I don't get a chance to use my tools all that much any more, so I generally only have small jobs to use them on like basements. Current job, I had a hell of a time with the mud runner.

With the 3.5 northstar, it didn't want to put out mud, had to make multiple passes to get it done. I put on the 3: columbia an it worked better, but still not right.

After I was done and cleaning out the mudrunner, I noticed that the handle worked better turning one way (not the way I use) than the other. It seems to jamb up, like maybe something is worn.

Anyone ever have the handle apart?

Thanks...scott


----------



## Square Foot (Jul 1, 2012)

Could be a few different things.

How old is the runner?


----------



## Scott_w (Jun 16, 2010)

I have no idea how old, I bought it used.


----------



## Square Foot (Jul 1, 2012)

Not sure what would be hanging up on it but rotation and piston pressure should be the same, twisting either way.
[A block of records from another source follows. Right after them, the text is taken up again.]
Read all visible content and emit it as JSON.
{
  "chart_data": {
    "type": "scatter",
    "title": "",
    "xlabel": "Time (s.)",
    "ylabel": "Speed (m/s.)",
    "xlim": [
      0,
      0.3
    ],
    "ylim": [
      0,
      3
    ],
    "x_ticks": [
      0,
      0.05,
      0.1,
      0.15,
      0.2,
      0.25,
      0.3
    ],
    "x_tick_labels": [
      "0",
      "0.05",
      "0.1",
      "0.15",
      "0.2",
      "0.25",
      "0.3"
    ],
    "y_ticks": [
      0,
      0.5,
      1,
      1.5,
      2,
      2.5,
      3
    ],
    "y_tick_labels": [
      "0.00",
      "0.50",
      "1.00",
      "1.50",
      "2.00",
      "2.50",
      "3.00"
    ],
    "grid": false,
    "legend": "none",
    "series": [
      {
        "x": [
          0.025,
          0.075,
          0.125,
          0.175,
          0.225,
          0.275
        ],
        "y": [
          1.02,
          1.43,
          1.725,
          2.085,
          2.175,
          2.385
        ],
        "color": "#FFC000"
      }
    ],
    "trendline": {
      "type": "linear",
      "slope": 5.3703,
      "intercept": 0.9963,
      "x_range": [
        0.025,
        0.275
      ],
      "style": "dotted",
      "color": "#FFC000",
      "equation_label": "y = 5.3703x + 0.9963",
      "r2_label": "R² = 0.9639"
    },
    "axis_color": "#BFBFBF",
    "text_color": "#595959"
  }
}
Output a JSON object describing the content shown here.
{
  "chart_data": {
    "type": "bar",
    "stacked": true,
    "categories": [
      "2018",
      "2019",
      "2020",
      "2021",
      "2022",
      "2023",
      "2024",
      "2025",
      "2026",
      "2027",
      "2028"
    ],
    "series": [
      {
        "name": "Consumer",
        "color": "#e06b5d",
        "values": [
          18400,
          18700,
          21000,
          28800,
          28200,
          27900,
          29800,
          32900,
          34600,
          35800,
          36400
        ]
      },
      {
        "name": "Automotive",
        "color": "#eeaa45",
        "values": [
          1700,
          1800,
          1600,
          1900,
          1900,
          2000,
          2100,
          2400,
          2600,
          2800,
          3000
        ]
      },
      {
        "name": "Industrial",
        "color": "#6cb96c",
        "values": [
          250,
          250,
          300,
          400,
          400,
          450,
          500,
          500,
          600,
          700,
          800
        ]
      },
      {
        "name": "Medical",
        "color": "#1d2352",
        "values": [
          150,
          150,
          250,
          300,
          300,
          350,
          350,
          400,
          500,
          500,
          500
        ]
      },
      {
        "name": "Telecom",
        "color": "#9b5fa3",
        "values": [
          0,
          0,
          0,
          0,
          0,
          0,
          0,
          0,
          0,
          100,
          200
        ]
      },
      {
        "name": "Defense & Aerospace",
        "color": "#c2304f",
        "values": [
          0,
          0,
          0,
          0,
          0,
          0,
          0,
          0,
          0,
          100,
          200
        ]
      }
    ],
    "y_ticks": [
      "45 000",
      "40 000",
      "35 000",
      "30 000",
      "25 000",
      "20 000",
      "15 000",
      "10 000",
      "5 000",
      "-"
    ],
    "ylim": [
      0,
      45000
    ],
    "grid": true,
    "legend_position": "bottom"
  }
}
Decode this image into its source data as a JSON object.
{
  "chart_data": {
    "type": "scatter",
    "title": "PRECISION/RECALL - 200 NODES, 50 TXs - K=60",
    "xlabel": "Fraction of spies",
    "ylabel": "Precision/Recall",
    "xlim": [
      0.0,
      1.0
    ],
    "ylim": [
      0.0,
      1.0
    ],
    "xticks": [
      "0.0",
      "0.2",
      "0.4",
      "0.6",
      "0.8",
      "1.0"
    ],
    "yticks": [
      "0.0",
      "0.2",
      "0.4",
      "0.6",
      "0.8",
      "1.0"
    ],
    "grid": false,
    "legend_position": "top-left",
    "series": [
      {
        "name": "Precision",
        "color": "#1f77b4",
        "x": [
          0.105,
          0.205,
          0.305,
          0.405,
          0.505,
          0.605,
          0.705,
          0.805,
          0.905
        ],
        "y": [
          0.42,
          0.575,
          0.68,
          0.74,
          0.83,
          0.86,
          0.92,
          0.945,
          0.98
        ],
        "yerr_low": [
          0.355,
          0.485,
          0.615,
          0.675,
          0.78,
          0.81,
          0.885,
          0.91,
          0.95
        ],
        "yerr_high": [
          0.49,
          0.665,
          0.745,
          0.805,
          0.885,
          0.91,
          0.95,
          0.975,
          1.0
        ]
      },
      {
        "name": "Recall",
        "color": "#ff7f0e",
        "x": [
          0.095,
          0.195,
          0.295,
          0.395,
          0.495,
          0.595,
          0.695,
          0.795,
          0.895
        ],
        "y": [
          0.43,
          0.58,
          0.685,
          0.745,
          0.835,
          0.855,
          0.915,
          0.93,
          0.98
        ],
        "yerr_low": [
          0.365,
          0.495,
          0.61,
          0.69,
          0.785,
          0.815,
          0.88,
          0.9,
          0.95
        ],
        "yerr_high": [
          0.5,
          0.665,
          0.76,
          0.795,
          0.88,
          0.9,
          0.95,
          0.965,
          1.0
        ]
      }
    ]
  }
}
Since it was bought used, it might be possible that corrosion from moisture has taken place inside the handle where the spring is. 

Have you lubed the push rod, needle rod and control tube cap? checked the piston U-cup (should also have lubricant) for outward pressure against the clear tube?

My older model, after time, allowed a build up on the needle rod which started to decrease the piston force to the push rod. I took it apart, removed the hardened mud film and steel wooled the rod to remove the tarnish. This resolved the problem but I will most likely end up doing this down the road again. 

Caution... if you take it apart...There is a small piece called a wiper slide (i think) that can mistakenly be put on backwards. if you do this backwards, you'll be disassembling it again, as it prevents the needle plug from hitting the top of the tube.

It's really not that difficult to work on.

Good luck!


----------



## moore (Dec 2, 2010)

square foot said:


> not sure what would be hanging up on it but rotation and piston pressure should be the same, twisting either way. Since it was bought used, it might be possible that corrosion from moisture has taken place inside the handle where the spring is.
> 
> Have you lubed the push rod, needle rod and control tube cap? Checked the piston u-cup (should also have lubricant) for outward pressure against the clear tube?
> 
> ...


 :d:d:d


----------



## Square Foot (Jul 1, 2012)

moore said:


> :d:d:d


Hmm....:confused1:


----------



## moore (Dec 2, 2010)

Square Foot said:


> Hmm....:confused1:


 I can show you how!:whistling2:


----------